Afin de diminuer les effets secondaires, l’industrie pharmaceutique a développé des formes à libération retardée (oxybutynine, toltérodine, fésotérodine) et des substances sélectives (solifénacine). Récemment, l’imidafénacine, active autant au niveau pré- que postsynaptique, a été introduite sur le marché japonais. Son efficacité est comparable à celle de la solifénacine et la tolérance semblerait supérieure(13).
β3-adrénergiques
Les limites liées aux anticholinergiques ont encouragé le développement de substances pharmacodynamiquement mieux ciblées. Les récepteurs adrénergiques β3 ont pu être identifiés dans le muscle détrusorien et dans l’urothélium. Par l’intermédiaire du messager secondaire AMPc, ces substances entraînent une relaxation du détrusor lors de la phase de remplissage, ce qui améliore la capacité vésicale sans pour autant avoir un effet contraignant sur la phase de vidange. Deux agonistes des récepteurs β3 sont actuellement sujets d’études pharmaco-scientifiques, le mirabégron et le solabégron. L’efficacité et la sécurité d’usage à long terme du mirabégron ont été validées dans plusieurs grandes études récentes incluant plus de 1 000 patientes(16,17).

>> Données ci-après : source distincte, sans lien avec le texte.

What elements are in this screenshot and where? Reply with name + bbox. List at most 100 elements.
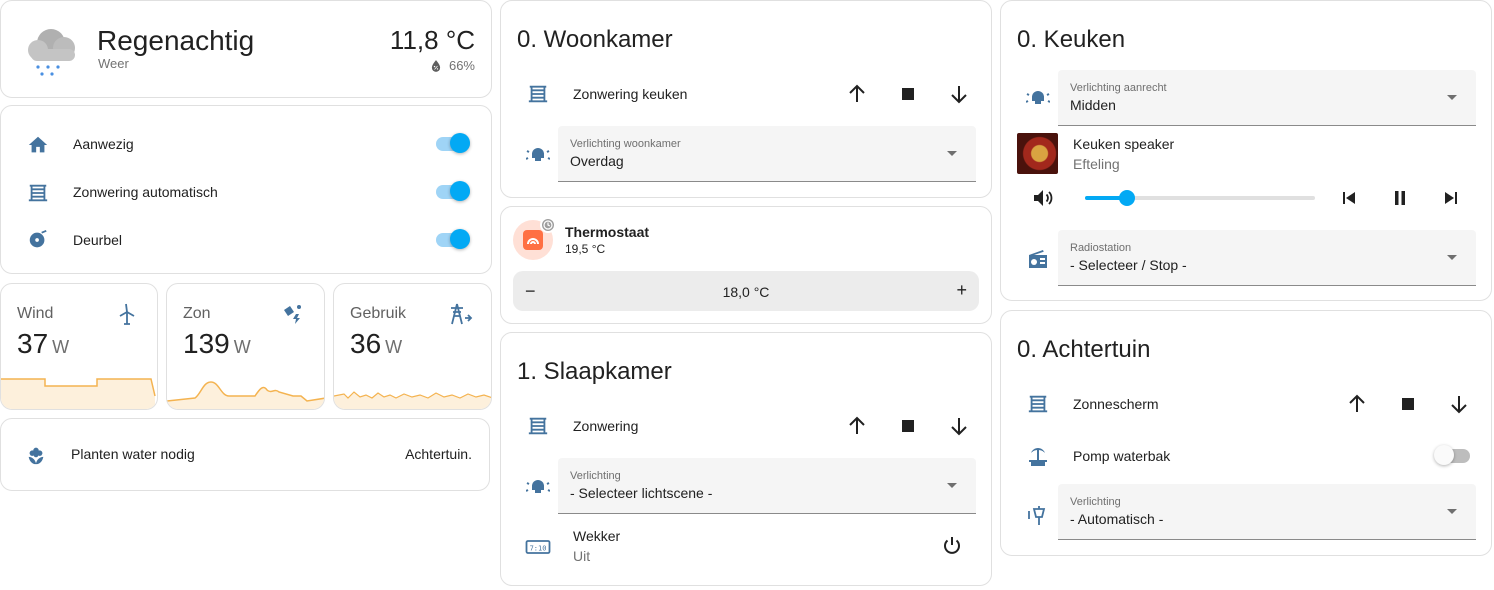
plants-label: Planten water nodig (71, 446, 195, 462)
chevron-down-icon (1447, 255, 1457, 260)
cover-open-button[interactable] (845, 414, 869, 438)
zon-history-graph (167, 381, 324, 409)
zonwering-automatisch-toggle[interactable] (434, 181, 470, 201)
stat-card-gebruik[interactable]: Gebruik 36 W (333, 283, 492, 410)
select-value: Midden (1070, 97, 1116, 113)
chevron-down-icon (947, 483, 957, 488)
select-value: - Selecteer / Stop - (1070, 257, 1187, 273)
pump-toggle[interactable] (1434, 445, 1470, 465)
cover-close-button[interactable] (947, 82, 971, 106)
achtertuin-light-select[interactable]: Verlichting - Automatisch - (1058, 484, 1476, 540)
select-label: Radiostation (1070, 242, 1132, 254)
stat-value: 37 W (17, 328, 70, 359)
radio-station-select[interactable]: Radiostation - Selecteer / Stop - (1058, 230, 1476, 286)
stat-label: Zon (183, 305, 211, 322)
next-track-button[interactable] (1439, 186, 1463, 210)
woonkamer-title: 0. Woonkamer (517, 26, 673, 53)
select-value: - Selecteer lichtscene - (570, 485, 713, 501)
thermostat-target-control: − 18,0 °C + (513, 271, 979, 311)
select-label: Verlichting (1070, 496, 1121, 508)
stat-card-zon[interactable]: Zon 139 W (166, 283, 325, 410)
cover-close-button[interactable] (947, 414, 971, 438)
thermostat-card: Thermostaat 19,5 °C − 18,0 °C + (500, 206, 992, 324)
toggle-label-aanwezig: Aanwezig (73, 136, 134, 152)
speaker-artwork[interactable] (1017, 133, 1058, 174)
wind-history-graph (1, 378, 156, 409)
achtertuin-card: 0. Achtertuin Zonnescherm Pomp waterbak … (1000, 310, 1492, 556)
select-label: Verlichting aanrecht (1070, 82, 1167, 94)
keuken-title: 0. Keuken (1017, 26, 1126, 53)
cover-close-button[interactable] (1447, 392, 1471, 416)
radio-icon (1026, 247, 1050, 271)
weather-humidity: 66% (429, 58, 475, 73)
power-button[interactable] (940, 534, 964, 558)
blinds-icon (1027, 393, 1049, 415)
thermostat-name: Thermostaat (565, 224, 650, 240)
cover-stop-button[interactable] (1396, 392, 1420, 416)
cover-label: Zonwering (573, 418, 639, 434)
weather-condition: Regenachtig (97, 25, 255, 56)
cover-stop-button[interactable] (896, 82, 920, 106)
stat-card-wind[interactable]: Wind 37 W (0, 283, 158, 410)
thermostat-increase-button[interactable]: + (956, 280, 967, 301)
stat-value: 139 W (183, 328, 251, 359)
select-value: Overdag (570, 153, 624, 169)
deurbel-toggle[interactable] (434, 229, 470, 249)
stat-value: 36 W (350, 328, 403, 359)
woonkamer-card: 0. Woonkamer Zonwering keuken Verlichtin… (500, 0, 992, 198)
woonkamer-light-scene-select[interactable]: Verlichting woonkamer Overdag (558, 126, 976, 182)
weather-card[interactable]: Regenachtig Weer 11,8 °C 66% (0, 0, 492, 98)
keuken-light-scene-select[interactable]: Verlichting aanrecht Midden (1058, 70, 1476, 126)
alarm-state: Uit (573, 548, 591, 564)
bell-icon (27, 229, 49, 251)
ceiling-light-icon (526, 144, 550, 168)
ceiling-light-icon (526, 476, 550, 500)
chevron-down-icon (1447, 95, 1457, 100)
select-label: Verlichting woonkamer (570, 138, 681, 150)
stat-label: Wind (17, 305, 54, 322)
previous-track-button[interactable] (1337, 186, 1361, 210)
aanwezig-toggle[interactable] (434, 133, 470, 153)
cover-label: Zonnescherm (1073, 396, 1159, 412)
toggle-label-deurbel: Deurbel (73, 232, 123, 248)
pump-label: Pomp waterbak (1073, 448, 1171, 464)
select-label: Verlichting (570, 470, 621, 482)
flower-icon (25, 444, 47, 466)
weather-entity-name: Weer (98, 56, 129, 71)
thermostat-icon (523, 230, 543, 250)
slaapkamer-card: 1. Slaapkamer Zonwering Verlichting - Se… (500, 332, 992, 586)
cover-open-button[interactable] (1345, 392, 1369, 416)
thermostat-icon-wrap[interactable] (513, 217, 556, 260)
solar-power-icon (282, 302, 306, 326)
slaapkamer-light-scene-select[interactable]: Verlichting - Selecteer lichtscene - (558, 458, 976, 514)
fountain-icon (1026, 445, 1050, 469)
plants-card[interactable]: Planten water nodig Achtertuin. (0, 418, 490, 491)
humidity-value: 66% (448, 58, 475, 73)
volume-slider-thumb[interactable] (1119, 190, 1135, 206)
speaker-name: Keuken speaker (1073, 136, 1175, 152)
cover-label: Zonwering keuken (573, 86, 688, 102)
alarm-clock-icon: 7:10 (525, 537, 551, 557)
blinds-icon (27, 182, 49, 204)
chevron-down-icon (947, 151, 957, 156)
select-value: - Automatisch - (1070, 511, 1164, 527)
weather-rain-icon (21, 21, 81, 79)
cover-stop-button[interactable] (896, 414, 920, 438)
blinds-icon (527, 83, 549, 105)
transmission-tower-icon (447, 302, 473, 326)
svg-text:7:10: 7:10 (530, 545, 547, 553)
chevron-down-icon (1447, 509, 1457, 514)
volume-icon[interactable] (1031, 186, 1055, 210)
pause-button[interactable] (1388, 186, 1412, 210)
keuken-card: 0. Keuken Verlichting aanrecht Midden Ke… (1000, 0, 1492, 301)
ceiling-light-icon (1026, 87, 1050, 111)
volume-slider[interactable] (1085, 190, 1315, 206)
achtertuin-title: 0. Achtertuin (1017, 336, 1151, 363)
alarm-label: Wekker (573, 528, 621, 544)
slaapkamer-title: 1. Slaapkamer (517, 358, 672, 385)
home-icon (27, 134, 49, 156)
speaker-source: Efteling (1073, 156, 1120, 172)
cover-open-button[interactable] (845, 82, 869, 106)
thermostat-current-temp: 19,5 °C (565, 242, 606, 256)
water-percent-icon (431, 59, 441, 72)
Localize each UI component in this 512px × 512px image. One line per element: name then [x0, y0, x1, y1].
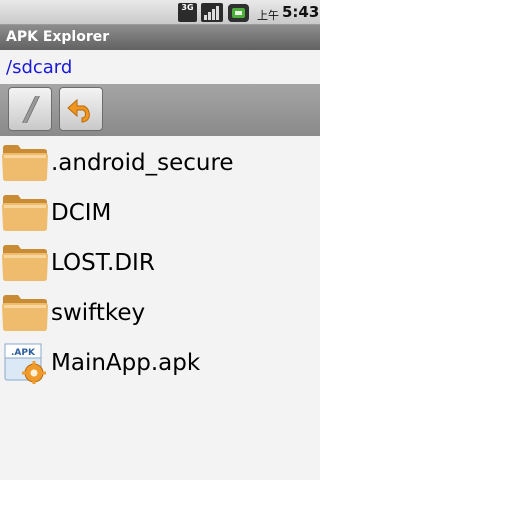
file-name: LOST.DIR [51, 250, 155, 276]
apk-file-icon: .APK [4, 343, 46, 384]
folder-icon [2, 145, 48, 181]
file-name: MainApp.apk [51, 350, 201, 376]
file-list: .android_secure DCIM LOST.DIR swiftkey .… [0, 138, 320, 388]
app-title: APK Explorer [6, 29, 110, 45]
folder-icon [2, 195, 48, 231]
clock: 5:43 [282, 3, 320, 21]
list-item[interactable]: DCIM [0, 188, 320, 238]
apk-badge: .APK [11, 348, 36, 358]
signal-strength-icon [201, 3, 223, 22]
slash-icon [22, 96, 40, 123]
current-path: /sdcard [6, 57, 73, 78]
phone-screen: 3G 上午 5:43 APK Explorer /sdcard .android… [0, 0, 320, 480]
back-arrow-icon [67, 98, 90, 123]
file-name: DCIM [51, 200, 112, 226]
time-prefix: 上午 [257, 9, 279, 22]
toolbar [0, 84, 320, 136]
list-item[interactable]: swiftkey [0, 288, 320, 338]
list-item[interactable]: .android_secure [0, 138, 320, 188]
file-name: .android_secure [51, 150, 234, 176]
app-notification-icon [228, 4, 249, 22]
folder-icon [2, 295, 48, 331]
file-name: swiftkey [51, 300, 146, 326]
list-item[interactable]: LOST.DIR [0, 238, 320, 288]
network-type-label: 3G [181, 3, 194, 12]
list-item[interactable]: .APK MainApp.apk [0, 338, 320, 388]
status-bar: 3G 上午 5:43 [0, 0, 320, 25]
root-directory-button[interactable] [8, 87, 52, 131]
parent-directory-button[interactable] [59, 87, 103, 131]
title-bar: APK Explorer [0, 25, 320, 50]
folder-icon [2, 245, 48, 281]
3g-signal-icon: 3G [178, 3, 197, 22]
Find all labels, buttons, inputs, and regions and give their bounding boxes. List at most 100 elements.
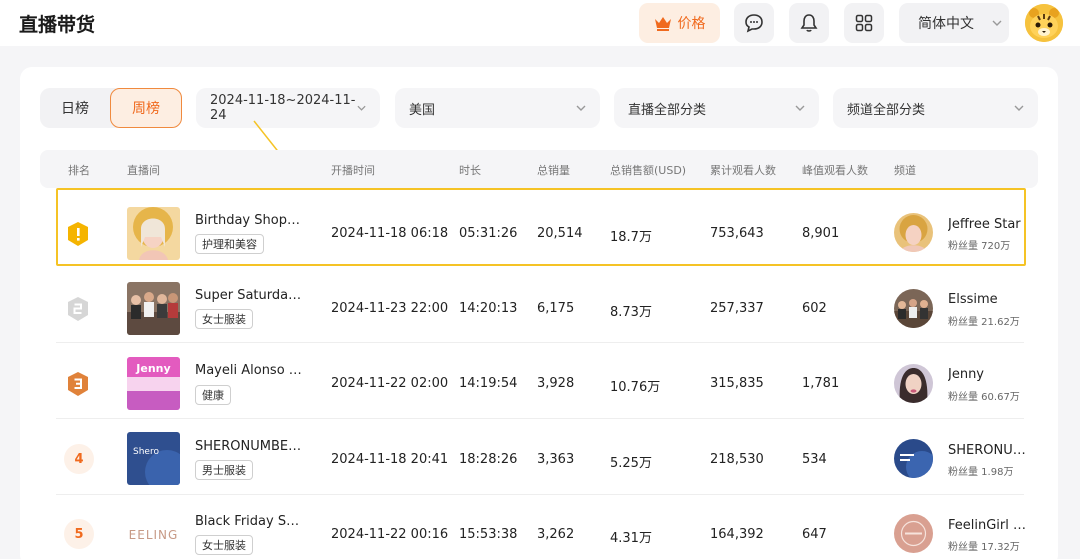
- duration: 14:20:13: [459, 301, 518, 316]
- channel-name[interactable]: Elssime: [948, 292, 1030, 307]
- country-value: 美国: [409, 102, 436, 118]
- jenny-avatar-icon: [894, 364, 933, 403]
- price-button[interactable]: 价格: [639, 3, 720, 43]
- total-revenue: 5.25万: [610, 456, 652, 471]
- peak-viewers: 602: [802, 301, 827, 316]
- message-button[interactable]: [734, 3, 774, 43]
- category-tag: 护理和美容: [195, 234, 264, 254]
- peak-viewers: 1,781: [802, 376, 840, 391]
- channel-fans: 粉丝量 17.32万: [948, 542, 1020, 553]
- start-time: 2024-11-18 06:18: [331, 226, 449, 241]
- category-tag: 健康: [195, 385, 231, 405]
- total-sales: 3,928: [537, 376, 575, 391]
- live-thumbnail[interactable]: [127, 207, 180, 260]
- header-channel: 频道: [894, 164, 916, 177]
- language-label: 简体中文: [918, 16, 974, 32]
- live-title[interactable]: Black Friday Sal…: [195, 514, 305, 529]
- peak-viewers: 534: [802, 452, 827, 467]
- header-start-time: 开播时间: [331, 164, 375, 177]
- jenny-thumbnail-icon: Jenny: [127, 357, 180, 410]
- shero-thumbnail-text: Shero: [133, 447, 159, 457]
- channel-avatar[interactable]: [894, 514, 933, 553]
- bell-icon: [800, 14, 818, 32]
- tab-daily[interactable]: 日榜: [40, 88, 110, 128]
- tiger-avatar-icon: [1025, 4, 1063, 42]
- channel-category-select[interactable]: 频道全部分类: [833, 88, 1038, 128]
- chevron-down-icon: [992, 20, 1002, 26]
- total-sales: 3,363: [537, 452, 575, 467]
- duration: 14:19:54: [459, 376, 518, 391]
- total-revenue: 4.31万: [610, 531, 652, 546]
- shero-thumbnail-icon: Shero: [127, 432, 180, 485]
- duration: 05:31:26: [459, 226, 518, 241]
- channel-avatar[interactable]: [894, 213, 933, 252]
- chevron-down-icon: [1014, 105, 1024, 111]
- channel-name[interactable]: Jeffree Star: [948, 217, 1030, 232]
- header-live-room: 直播间: [127, 164, 160, 177]
- live-thumbnail[interactable]: Jenny: [127, 357, 180, 410]
- start-time: 2024-11-22 02:00: [331, 376, 449, 391]
- channel-fans: 粉丝量 60.67万: [948, 392, 1020, 403]
- gold-medal-icon: [68, 222, 88, 246]
- peak-viewers: 8,901: [802, 226, 840, 241]
- country-select[interactable]: 美国: [395, 88, 600, 128]
- category-tag: 女士服装: [195, 309, 253, 329]
- chevron-down-icon: [795, 105, 805, 111]
- live-category-value: 直播全部分类: [628, 102, 707, 118]
- duration: 15:53:38: [459, 527, 518, 542]
- feeling-thumbnail-icon: EELING: [127, 507, 180, 559]
- live-title[interactable]: Birthday Shoppi…: [195, 213, 305, 228]
- live-title[interactable]: Super Saturday …: [195, 288, 305, 303]
- channel-name[interactable]: SHERONUM…: [948, 443, 1030, 458]
- period-toggle: 日榜 周榜: [40, 88, 182, 128]
- row-divider: [56, 494, 1024, 495]
- shero-avatar-icon: [894, 439, 933, 478]
- chevron-down-icon: [576, 105, 586, 111]
- total-sales: 3,262: [537, 527, 575, 542]
- channel-avatar[interactable]: [894, 364, 933, 403]
- channel-fans: 粉丝量 1.98万: [948, 467, 1014, 478]
- page-title: 直播带货: [19, 14, 96, 36]
- total-sales: 20,514: [537, 226, 583, 241]
- total-viewers: 257,337: [710, 301, 764, 316]
- live-thumbnail[interactable]: EELING: [127, 507, 180, 559]
- total-revenue: 8.73万: [610, 305, 652, 320]
- price-label: 价格: [677, 16, 706, 32]
- header-total-viewers: 累计观看人数: [710, 164, 776, 177]
- row-divider: [56, 418, 1024, 419]
- feelingirl-avatar-icon: [894, 514, 933, 553]
- chat-icon: [745, 14, 763, 33]
- header-peak-viewers: 峰值观看人数: [802, 164, 868, 177]
- total-sales: 6,175: [537, 301, 575, 316]
- channel-name[interactable]: FeelinGirl LLC: [948, 518, 1030, 533]
- live-thumbnail[interactable]: [127, 282, 180, 335]
- rank-number: 5: [64, 519, 94, 549]
- bronze-medal-icon: [68, 372, 88, 396]
- live-category-select[interactable]: 直播全部分类: [614, 88, 819, 128]
- notification-button[interactable]: [789, 3, 829, 43]
- group-photo-thumbnail-icon: [127, 282, 180, 335]
- channel-name[interactable]: Jenny: [948, 367, 1030, 382]
- apps-button[interactable]: [844, 3, 884, 43]
- channel-avatar[interactable]: [894, 439, 933, 478]
- header-total-revenue: 总销售额(USD): [610, 164, 687, 177]
- start-time: 2024-11-22 00:16: [331, 527, 449, 542]
- row-divider: [56, 342, 1024, 343]
- total-revenue: 10.76万: [610, 380, 661, 395]
- channel-fans: 粉丝量 21.62万: [948, 317, 1020, 328]
- chevron-down-icon: [357, 105, 366, 111]
- crown-icon: [654, 17, 671, 31]
- language-select[interactable]: 简体中文: [899, 3, 1009, 43]
- total-viewers: 164,392: [710, 527, 764, 542]
- header-duration: 时长: [459, 164, 481, 177]
- live-title[interactable]: SHERONUMBERUS: [195, 439, 310, 454]
- user-avatar[interactable]: [1025, 4, 1063, 42]
- channel-avatar[interactable]: [894, 289, 933, 328]
- live-thumbnail[interactable]: Shero: [127, 432, 180, 485]
- duration: 18:28:26: [459, 452, 518, 467]
- grid-icon: [855, 14, 873, 32]
- jeffree-avatar-icon: [894, 213, 933, 252]
- live-title[interactable]: Mayeli Alonso y …: [195, 363, 305, 378]
- start-time: 2024-11-18 20:41: [331, 452, 449, 467]
- tab-weekly[interactable]: 周榜: [110, 88, 182, 128]
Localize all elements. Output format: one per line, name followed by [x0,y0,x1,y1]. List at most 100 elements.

Autres traitements médicamenteux
D’autres alternatives médicamenteuses aux anticholinergiques, comme la desmopressine, des antidépresseurs, les antagonistes du calcium, les activateurs des canaux potassiques, la vitamine K, les antagonistes des neurokinines et les cannabinoïdes ont été étudiées et proposées. Les données scientifiques sont pourtant insuffisamment solides pour une recommandation dans la pratique thérapeutique. Par contre, la combinaison d’un anticholinergique avec un β3-adrénergique semble être une alternative intéressante, comme le démontrent des études récentes(16,17).
Les estrogènes améliorent la trophicité des structures anatomiques du plancher pelvien et du bas appareil urinaire. Une métaanalyse récente a conclu qu’une thérapie locale tend à améliorer les symptômes de l’HAV(14).